In a statement read out at the conference by Ms Nageen Hayat, the WAF said “violence against women, especially rape and so-called honour killing, is on the rise”.
She said two recent cases shocked the nation once again. In the first a 16-year-old girl was gang-raped and paraded naked in Habib Lebano village of Ghotki, and in the second, a divorced woman in her forties was stoned and clubbed to death with her male companion in Donga Bonga district of Bahawalnagar.
“This was just tip of the ice-berg as many such cases go unreported. In spite of the government’s assurances that the safety and dignity of women will be safeguarded, violence against women continues unabated and perpetrators continue to go unpunished.”
Ms Hayat said the WAF demanded the immediate repeal of all retrogressive legislation, including Hudood ordinances, Law of Evidence, Qisas and Diyat provisions, the blasphemy law and the Shariat Act which “mitigate the struggle for gender equality, social justice, human rights and peace”.
She invited all progressive and committed individuals and groups to jointly struggle for riding the society of bad laws, religious, ethnic and political prejudices, intolerance and strife, economic deprivation, oppressive socio-cultural norms and patriarchal customs.
She called upon the government to curb growing intolerance, extremist politico-religious elements and traditional power elites who attempt to hold Pakistan hostage.

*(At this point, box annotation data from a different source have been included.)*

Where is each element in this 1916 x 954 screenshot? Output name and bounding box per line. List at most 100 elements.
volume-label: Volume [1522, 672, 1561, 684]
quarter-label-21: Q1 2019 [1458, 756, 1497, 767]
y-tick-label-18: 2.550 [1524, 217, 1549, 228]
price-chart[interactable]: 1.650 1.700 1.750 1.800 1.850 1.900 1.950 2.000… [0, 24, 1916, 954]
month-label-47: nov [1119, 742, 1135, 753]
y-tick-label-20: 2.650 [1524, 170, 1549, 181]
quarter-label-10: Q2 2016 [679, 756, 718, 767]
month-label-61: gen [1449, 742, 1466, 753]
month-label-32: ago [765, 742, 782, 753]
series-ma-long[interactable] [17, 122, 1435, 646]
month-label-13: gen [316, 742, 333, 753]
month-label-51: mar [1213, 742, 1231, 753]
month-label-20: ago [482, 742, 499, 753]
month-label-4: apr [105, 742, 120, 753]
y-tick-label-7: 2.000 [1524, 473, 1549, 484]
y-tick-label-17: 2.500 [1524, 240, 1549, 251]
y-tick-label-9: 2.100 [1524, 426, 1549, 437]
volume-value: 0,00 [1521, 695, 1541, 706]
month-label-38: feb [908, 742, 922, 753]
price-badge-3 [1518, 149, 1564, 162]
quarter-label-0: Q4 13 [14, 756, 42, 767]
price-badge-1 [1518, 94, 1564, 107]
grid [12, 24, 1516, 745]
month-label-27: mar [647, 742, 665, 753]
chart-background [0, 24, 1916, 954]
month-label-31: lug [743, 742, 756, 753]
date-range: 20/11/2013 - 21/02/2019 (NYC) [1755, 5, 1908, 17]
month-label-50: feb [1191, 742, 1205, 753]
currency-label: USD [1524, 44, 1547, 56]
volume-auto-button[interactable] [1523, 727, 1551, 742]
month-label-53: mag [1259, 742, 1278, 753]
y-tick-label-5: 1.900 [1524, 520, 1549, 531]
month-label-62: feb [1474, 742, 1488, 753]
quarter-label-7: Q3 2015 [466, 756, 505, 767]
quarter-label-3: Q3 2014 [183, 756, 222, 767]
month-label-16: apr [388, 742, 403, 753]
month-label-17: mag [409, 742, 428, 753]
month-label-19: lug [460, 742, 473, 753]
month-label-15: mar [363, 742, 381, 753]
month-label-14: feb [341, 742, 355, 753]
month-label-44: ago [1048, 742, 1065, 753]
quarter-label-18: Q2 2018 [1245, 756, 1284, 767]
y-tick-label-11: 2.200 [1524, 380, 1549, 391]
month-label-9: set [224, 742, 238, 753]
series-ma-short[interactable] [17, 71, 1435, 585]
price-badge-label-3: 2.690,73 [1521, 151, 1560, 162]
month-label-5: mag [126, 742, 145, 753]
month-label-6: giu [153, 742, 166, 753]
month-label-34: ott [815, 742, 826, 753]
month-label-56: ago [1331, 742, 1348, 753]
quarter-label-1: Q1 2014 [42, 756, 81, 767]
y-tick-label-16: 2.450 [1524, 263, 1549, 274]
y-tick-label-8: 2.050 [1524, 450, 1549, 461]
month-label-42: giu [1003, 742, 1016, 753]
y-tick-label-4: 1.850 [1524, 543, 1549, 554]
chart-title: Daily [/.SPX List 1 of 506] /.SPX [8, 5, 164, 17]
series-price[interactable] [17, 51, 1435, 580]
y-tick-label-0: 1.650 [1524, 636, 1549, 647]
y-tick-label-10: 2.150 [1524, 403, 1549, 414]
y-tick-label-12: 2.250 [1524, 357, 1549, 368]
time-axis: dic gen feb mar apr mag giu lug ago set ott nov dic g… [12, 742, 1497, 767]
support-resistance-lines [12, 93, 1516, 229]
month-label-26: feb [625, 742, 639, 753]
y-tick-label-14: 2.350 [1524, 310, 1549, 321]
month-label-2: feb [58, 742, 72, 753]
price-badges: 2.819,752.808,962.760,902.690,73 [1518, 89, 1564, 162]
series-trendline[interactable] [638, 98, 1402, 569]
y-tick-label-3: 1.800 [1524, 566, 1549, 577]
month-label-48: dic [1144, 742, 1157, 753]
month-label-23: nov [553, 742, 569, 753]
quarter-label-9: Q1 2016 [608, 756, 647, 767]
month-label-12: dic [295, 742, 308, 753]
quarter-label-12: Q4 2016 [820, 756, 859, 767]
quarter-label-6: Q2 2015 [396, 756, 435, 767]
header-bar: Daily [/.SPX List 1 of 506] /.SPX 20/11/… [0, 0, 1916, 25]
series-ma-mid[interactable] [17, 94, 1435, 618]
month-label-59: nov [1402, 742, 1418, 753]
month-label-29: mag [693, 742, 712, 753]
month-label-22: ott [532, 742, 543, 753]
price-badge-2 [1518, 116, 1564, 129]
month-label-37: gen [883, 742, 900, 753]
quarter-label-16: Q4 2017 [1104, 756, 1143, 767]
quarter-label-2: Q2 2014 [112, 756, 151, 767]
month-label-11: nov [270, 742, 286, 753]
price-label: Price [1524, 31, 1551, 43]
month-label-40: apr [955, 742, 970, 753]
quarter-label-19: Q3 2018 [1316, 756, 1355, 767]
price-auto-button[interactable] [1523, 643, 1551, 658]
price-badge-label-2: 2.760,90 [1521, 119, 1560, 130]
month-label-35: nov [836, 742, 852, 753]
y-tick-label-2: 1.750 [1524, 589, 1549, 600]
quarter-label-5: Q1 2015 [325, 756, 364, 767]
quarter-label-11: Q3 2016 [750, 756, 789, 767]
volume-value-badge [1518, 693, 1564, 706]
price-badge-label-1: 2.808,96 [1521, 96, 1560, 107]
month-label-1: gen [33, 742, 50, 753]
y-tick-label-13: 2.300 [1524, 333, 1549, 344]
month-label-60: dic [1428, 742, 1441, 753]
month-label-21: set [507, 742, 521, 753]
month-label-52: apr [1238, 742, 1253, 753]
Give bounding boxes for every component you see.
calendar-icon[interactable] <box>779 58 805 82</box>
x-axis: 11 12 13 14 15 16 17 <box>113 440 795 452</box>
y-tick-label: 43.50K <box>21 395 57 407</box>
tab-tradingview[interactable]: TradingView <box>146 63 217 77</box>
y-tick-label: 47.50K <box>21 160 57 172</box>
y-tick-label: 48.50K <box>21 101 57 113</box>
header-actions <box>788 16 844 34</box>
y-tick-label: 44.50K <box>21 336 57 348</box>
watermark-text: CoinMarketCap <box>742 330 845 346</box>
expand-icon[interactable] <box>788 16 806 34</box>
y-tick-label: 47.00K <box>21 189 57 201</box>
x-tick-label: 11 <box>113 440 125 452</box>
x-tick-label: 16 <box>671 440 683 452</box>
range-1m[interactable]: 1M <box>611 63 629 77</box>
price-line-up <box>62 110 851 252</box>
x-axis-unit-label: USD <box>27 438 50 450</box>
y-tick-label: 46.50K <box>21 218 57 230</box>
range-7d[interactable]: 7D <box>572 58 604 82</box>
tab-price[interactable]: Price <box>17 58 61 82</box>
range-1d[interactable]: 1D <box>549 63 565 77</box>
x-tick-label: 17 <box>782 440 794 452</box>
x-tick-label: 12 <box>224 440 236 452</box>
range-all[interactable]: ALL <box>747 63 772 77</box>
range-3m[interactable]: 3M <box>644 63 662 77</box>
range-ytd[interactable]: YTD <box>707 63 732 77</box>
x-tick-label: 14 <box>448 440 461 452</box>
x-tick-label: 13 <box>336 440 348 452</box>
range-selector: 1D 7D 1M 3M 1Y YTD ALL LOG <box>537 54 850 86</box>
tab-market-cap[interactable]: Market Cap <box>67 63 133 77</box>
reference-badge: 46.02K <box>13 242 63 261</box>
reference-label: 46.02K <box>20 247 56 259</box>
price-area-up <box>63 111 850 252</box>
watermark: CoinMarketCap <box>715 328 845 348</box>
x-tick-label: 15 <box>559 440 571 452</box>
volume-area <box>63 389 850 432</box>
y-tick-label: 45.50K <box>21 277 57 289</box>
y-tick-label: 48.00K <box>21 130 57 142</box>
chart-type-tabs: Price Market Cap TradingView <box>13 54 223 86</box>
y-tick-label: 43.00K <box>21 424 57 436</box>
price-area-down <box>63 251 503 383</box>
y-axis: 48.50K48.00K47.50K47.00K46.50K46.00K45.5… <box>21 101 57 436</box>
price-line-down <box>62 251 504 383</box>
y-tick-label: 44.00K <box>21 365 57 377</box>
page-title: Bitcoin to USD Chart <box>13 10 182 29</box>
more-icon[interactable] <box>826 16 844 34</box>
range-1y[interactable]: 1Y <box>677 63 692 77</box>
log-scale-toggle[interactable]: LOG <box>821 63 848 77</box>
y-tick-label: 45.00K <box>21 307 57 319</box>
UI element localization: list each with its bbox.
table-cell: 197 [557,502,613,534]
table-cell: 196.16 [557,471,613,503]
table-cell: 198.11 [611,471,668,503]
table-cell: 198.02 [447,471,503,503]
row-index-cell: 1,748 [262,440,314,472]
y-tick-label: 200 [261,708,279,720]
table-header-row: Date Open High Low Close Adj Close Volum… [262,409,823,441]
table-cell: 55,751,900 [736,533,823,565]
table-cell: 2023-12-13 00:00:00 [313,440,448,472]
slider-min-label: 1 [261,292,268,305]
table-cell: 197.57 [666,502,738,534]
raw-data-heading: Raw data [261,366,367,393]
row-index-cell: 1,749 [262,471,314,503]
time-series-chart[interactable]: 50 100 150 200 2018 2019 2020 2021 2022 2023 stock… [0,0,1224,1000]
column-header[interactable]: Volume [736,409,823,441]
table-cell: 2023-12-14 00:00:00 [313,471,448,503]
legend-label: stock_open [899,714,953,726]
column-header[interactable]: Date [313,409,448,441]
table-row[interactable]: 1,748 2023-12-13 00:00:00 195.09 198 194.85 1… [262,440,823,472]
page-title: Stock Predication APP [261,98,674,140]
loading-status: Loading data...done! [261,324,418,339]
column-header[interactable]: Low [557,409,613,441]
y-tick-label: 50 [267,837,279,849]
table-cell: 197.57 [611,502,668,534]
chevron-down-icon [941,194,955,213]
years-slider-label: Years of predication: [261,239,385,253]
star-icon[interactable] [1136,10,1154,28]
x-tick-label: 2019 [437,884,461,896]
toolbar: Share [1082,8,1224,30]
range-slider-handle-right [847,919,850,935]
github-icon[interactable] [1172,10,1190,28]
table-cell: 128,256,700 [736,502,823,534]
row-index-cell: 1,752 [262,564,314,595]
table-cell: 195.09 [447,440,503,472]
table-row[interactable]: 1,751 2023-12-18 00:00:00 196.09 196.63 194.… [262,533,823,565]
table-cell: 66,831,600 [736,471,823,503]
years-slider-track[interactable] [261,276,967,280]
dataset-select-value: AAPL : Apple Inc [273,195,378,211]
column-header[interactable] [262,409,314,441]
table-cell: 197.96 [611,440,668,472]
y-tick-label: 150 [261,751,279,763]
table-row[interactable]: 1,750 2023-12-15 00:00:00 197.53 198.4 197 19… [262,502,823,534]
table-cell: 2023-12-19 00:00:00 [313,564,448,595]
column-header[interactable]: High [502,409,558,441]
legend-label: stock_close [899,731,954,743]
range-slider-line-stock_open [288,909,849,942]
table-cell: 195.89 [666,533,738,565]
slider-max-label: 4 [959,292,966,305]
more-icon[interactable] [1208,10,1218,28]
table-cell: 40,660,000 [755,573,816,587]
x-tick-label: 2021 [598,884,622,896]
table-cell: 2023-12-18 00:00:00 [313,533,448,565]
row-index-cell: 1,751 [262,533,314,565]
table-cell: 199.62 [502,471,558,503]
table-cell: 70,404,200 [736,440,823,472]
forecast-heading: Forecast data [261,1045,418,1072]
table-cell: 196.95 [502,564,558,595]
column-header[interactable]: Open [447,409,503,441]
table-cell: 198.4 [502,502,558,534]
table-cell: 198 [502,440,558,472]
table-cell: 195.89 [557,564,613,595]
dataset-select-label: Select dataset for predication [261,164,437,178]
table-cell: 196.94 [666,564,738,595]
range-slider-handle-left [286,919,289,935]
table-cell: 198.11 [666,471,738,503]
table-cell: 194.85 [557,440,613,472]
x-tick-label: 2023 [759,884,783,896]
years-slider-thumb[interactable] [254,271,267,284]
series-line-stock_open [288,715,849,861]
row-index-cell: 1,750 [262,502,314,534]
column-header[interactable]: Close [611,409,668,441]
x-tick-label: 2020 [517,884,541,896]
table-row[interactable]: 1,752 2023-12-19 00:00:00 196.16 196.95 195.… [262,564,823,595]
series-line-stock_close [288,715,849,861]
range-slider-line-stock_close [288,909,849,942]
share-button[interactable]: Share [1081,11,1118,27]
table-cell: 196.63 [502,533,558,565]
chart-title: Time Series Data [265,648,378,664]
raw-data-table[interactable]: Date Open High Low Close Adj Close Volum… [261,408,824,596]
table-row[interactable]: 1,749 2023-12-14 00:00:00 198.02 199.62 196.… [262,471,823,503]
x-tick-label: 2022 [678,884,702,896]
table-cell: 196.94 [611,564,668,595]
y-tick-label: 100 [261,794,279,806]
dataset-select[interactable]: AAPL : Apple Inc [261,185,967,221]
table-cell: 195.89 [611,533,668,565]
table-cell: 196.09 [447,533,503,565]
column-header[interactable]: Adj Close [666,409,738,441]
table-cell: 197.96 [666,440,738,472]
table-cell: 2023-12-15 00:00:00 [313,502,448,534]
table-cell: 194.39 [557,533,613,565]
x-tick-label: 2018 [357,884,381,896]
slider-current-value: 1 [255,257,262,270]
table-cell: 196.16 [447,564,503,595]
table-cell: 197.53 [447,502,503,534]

Naeem Mirza, Director Legislative Watch Programme, Aurat Foundation Publication and Information Service, said the concerns of women were becoming mainstream concerns. He wanted substantive criminal justice reforms and alleged that the lower judiciary was corrupt “though not as much as the police was”.
He said “creating an island of women’s protection in the sea of dictatorship” would be meaningless.
All struggles for rights should be conducted in unison, not in isolation, he said. Mr mirza urged the women rights activists and all progressive forces to link their struggle with the movements of Hari (peasant) and bonded labour of Sindh and Okara farms.
He criticised the hypocrisy of the military rulers.
A student of Khaldunia High School recited her English poem on the occasion.
Along side the conference, the WAF had also organised a painting exhibition by renowned artist Qudsia Nisar. The abstract reality in Qudsia Nisar’s art becomes more intense than the physical reality, enhancing deeper aesthetic sensitivities, full of newness and universal appeal.
The participants praised Qudsia Nisar’s work as a foremost painter of abstraction in the medium of water colour and said she had given a new horizon to art in Pakistan.
Qudsia Nisar is acknowledged as the country’s most high profiled artist in abstract art, with more than three decades of art achievement and experience to draw upon.
A mushaira was the last item on the agenda for the day. Poets including Kishwar Naheed, Shabnam Shakeel, Sarwat Mohiuddin, Abida Taqi and Rakhshanda Parveen enthralled the audience depicting the miseries, injustices of society and struggle of the women.